Mais pour Frédéric Laurin, professeur en économie à l'Université du Québec à Trois-Rivières, le problème du Parti conservateur consistait en l'absence d'un plan concret pour stimuler la croissance.

«La crise de 2008 a achevé les secteurs qui étaient en difficulté», explique-t-il. «Nous sommes en processus de diversification industrielle et ça prend du temps à se résorber.»

«Les conservateurs ont des idées économiques», poursuit M. Laurin. «Ils baissent les impôts, ils luttent contre le déficit, mais ils n'ont pas une stratégie économique. Ils utilisent des petites mesures ciblées, mais il n'y a pas de stratégie, en particulier pour le secteur manufacturier. C'est problématique, car ça prendrait une stratégie d'innovation pour appuyer le secteur manufacturier, parce que c'est l'avenir.»

«La plupart des pays qui fonctionnent bien ont une vraie stratégie, qui va au-delà de: On baisse les impôts et on prie», image-t-il. «La France a une stratégie de pôles de compétitivité, les Suédois ont une stratégie d'innovation excessivement importante, liée à l'éducation. Les Allemands ont une stratégie d'innovation et de formation de la main-d'oeuvre absolument fabuleuse, qui fait en sorte qu'ils peuvent concurrencer les Chinois sur la fabrication.»
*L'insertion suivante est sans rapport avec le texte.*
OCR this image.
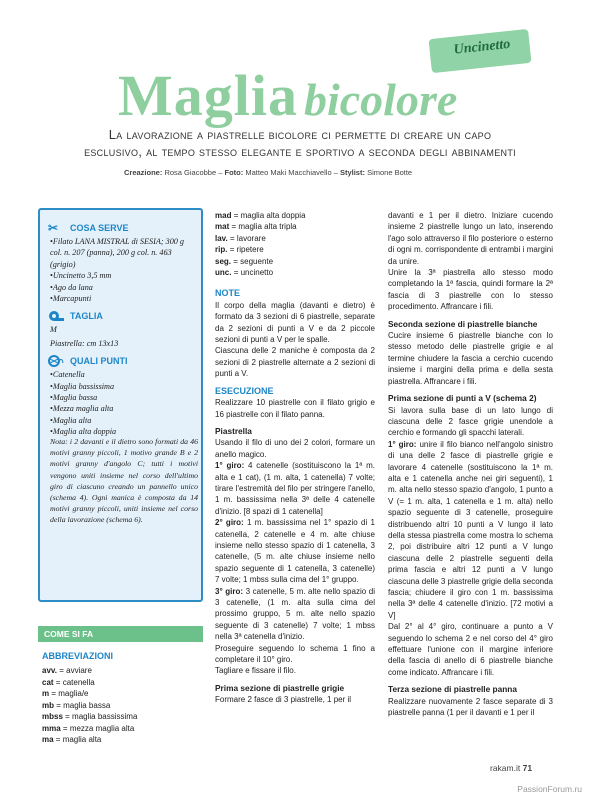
Uncinetto
Maglia bicolore
La lavorazione a piastrelle bicolore ci permette di creare un capo esclusivo, al tempo stesso elegante e sportivo a seconda degli abbinamenti
Creazione: Rosa Giacobbe – Foto: Matteo Maki Macchiavello – Stylist: Simone Botte
✂	COSA SERVE
• Filato LANA MISTRAL di SESIA; 300 g col. n. 207 (panna), 200 g col. n. 463 (grigio)
• Uncinetto 3,5 mm
• Ago da lana
• Marcapunti
TAGLIA

M

Piastrella: cm 13x13

QUALI PUNTI
• Catenella
• Maglia bassissima
• Maglia bassa
• Mezza maglia alta
• Maglia alta
• Maglia alta doppia
Nota: i 2 davanti e il dietro sono formati da 46 motivi granny piccoli, 1 motivo grande B e 2 motivi granny d'angolo C; tutti i motivi vengono uniti insieme nel corso dell'ultimo giro di ciascuno creando un pannello unico (schema 4). Ogni manica è composta da 14 motivi granny piccoli, uniti insieme nel corso della lavorazione (schema 6).
COME SI FA
ABBREVIAZIONI
avv. = avviare
cat = catenella
m = maglia/e
mb = maglia bassa
mbss = maglia bassissima
mma = mezza maglia alta
ma = maglia alta
mad = maglia alta doppia
mat = maglia alta tripla
lav. = lavorare
rip. = ripetere
seg. = seguente
unc. = uncinetto

NOTE

Il corpo della maglia (davanti e dietro) è formato da 3 sezioni di 6 piastrelle, separate da 2 sezioni di punti a V e da 2 piccole sezioni di punti a V per le spalle.

Ciascuna delle 2 maniche è composta da 2 sezioni di 2 piastrelle alternate a 2 sezioni di punti a V.

ESECUZIONE

Realizzare 10 piastrelle con il filato grigio e 16 piastrelle con il filato panna.

Piastrella

Usando il filo di uno dei 2 colori, formare un anello magico.

1° giro: 4 catenelle (sostituiscono la 1ª m. alta e 1 cat), (1 m. alta, 1 catenella) 7 volte; tirare l'estremità del filo per stringere l'anello, 1 m. bassissima nella 3ª delle 4 catenelle d'inizio. [8 spazi di 1 catenella]

2° giro: 1 m. bassissima nel 1° spazio di 1 catenella, 2 catenelle e 4 m. alte chiuse insieme nello stesso spazio di 1 catenella, 3 catenelle, (5 m. alte chiuse insieme nello spazio seguente di 1 catenella, 3 catenelle) 7 volte; 1 mbss sulla cima del 1° gruppo.

3° giro: 3 catenelle, 5 m. alte nello spazio di 3 catenelle, (1 m. alta sulla cima del prossimo gruppo, 5 m. alte nello spazio seguente di 3 catenelle) 7 volte; 1 mbss nella 3ª catenella d'inizio.

Proseguire seguendo lo schema 1 fino a completare il 10° giro.

Tagliare e fissare il filo.

Prima sezione di piastrelle grigie

Formare 2 fasce di 3 piastrelle, 1 per il

davanti e 1 per il dietro. Iniziare cucendo insieme 2 piastrelle lungo un lato, inserendo l'ago solo attraverso il filo posteriore o esterno di ogni m. corrispondente di entrambi i margini da unire.

Unire la 3ª piastrella allo stesso modo completando la 1ª fascia, quindi formare la 2ª fascia di 3 piastrelle con lo stesso procedimento. Affrancare i fili.

Seconda sezione di piastrelle bianche

Cucire insieme 6 piastrelle bianche con lo stesso metodo delle piastrelle grigie e al termine chiudere la fascia a cerchio cucendo insieme i margini della prima e della sesta piastrella. Affrancare i fili.

Prima sezione di punti a V (schema 2)

Si lavora sulla base di un lato lungo di ciascuna delle 2 fasce grigie unendole a cerchio e formando gli spacchi laterali.

1° giro: unire il filo bianco nell'angolo sinistro di una delle 2 fasce di piastrelle grigie e lavorare 4 catenelle (sostituiscono la 1ª m. alta e 1 catenella anche nei giri seguenti), 1 m. alta nello stesso spazio d'angolo, 1 punto a V (= 1 m. alta, 1 catenella e 1 m. alta) nello spazio seguente di 3 catenelle, proseguire distribuendo altri 10 punti a V lungo il lato della stessa piastrella come mostra lo schema 2, poi distribuire altri 12 punti a V lungo ciascuna delle 2 piastrelle seguenti della prima fascia e altri 12 punti a V lungo ciascuna delle 3 piastrelle grigie della seconda fascia; chiudere il giro con 1 m. bassissima nella 3ª delle 4 catenelle d'inizio. [72 motivi a V]

Dal 2° al 4° giro, continuare a punto a V seguendo lo schema 2 e nel corso del 4° giro effettuare l'unione con il margine inferiore della fascia di anello di 6 piastrelle bianche come indicato. Affrancare i fili.

Terza sezione di piastrelle panna

Realizzare nuovamente 2 fasce separate di 3 piastrelle panna (1 per il davanti e 1 per il

rakam.it 71
PassionForum.ru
Ceci dit, M. Laurin convient qu'il serait plutôt périlleux de lier cette lacune aux taux d'emploi et d'activité rachitiques en Mauricie, des phénomènes structurels qui résistent au temps et aux gouvernements.

Par ailleurs, le professeur fait remarquer qu'au plan national, le développement régional n'a pas fait souvent les manchettes dans la campagne électorale qui s'achève.

«Le Canada est un pays excessivement complexe en tant que structure industrielle», comprend-il. «Entre l'Alberta, le Québec, l'Ontario, les Maritimes, ce n'est pas du tout la même chose. Même au sein du Québec, entre ce qui se passe à Montréal et en Mauricie, ce n'est pas du tout pareil. On peut donc avoir une stratégie macroéconomique sur le contrôle des taux d'intérêt par exemple, mais une stratégie industrielle pancanadienne ne ferait pas beaucoup de sens.»

Des organismes comme Développement économique Canada et les Sociétés d'aide au développement des collectivités constituent de bons exemples de décentralisation pour favoriser la réflexion sur des politiques de développement régional efficaces, souligne M. Laurin.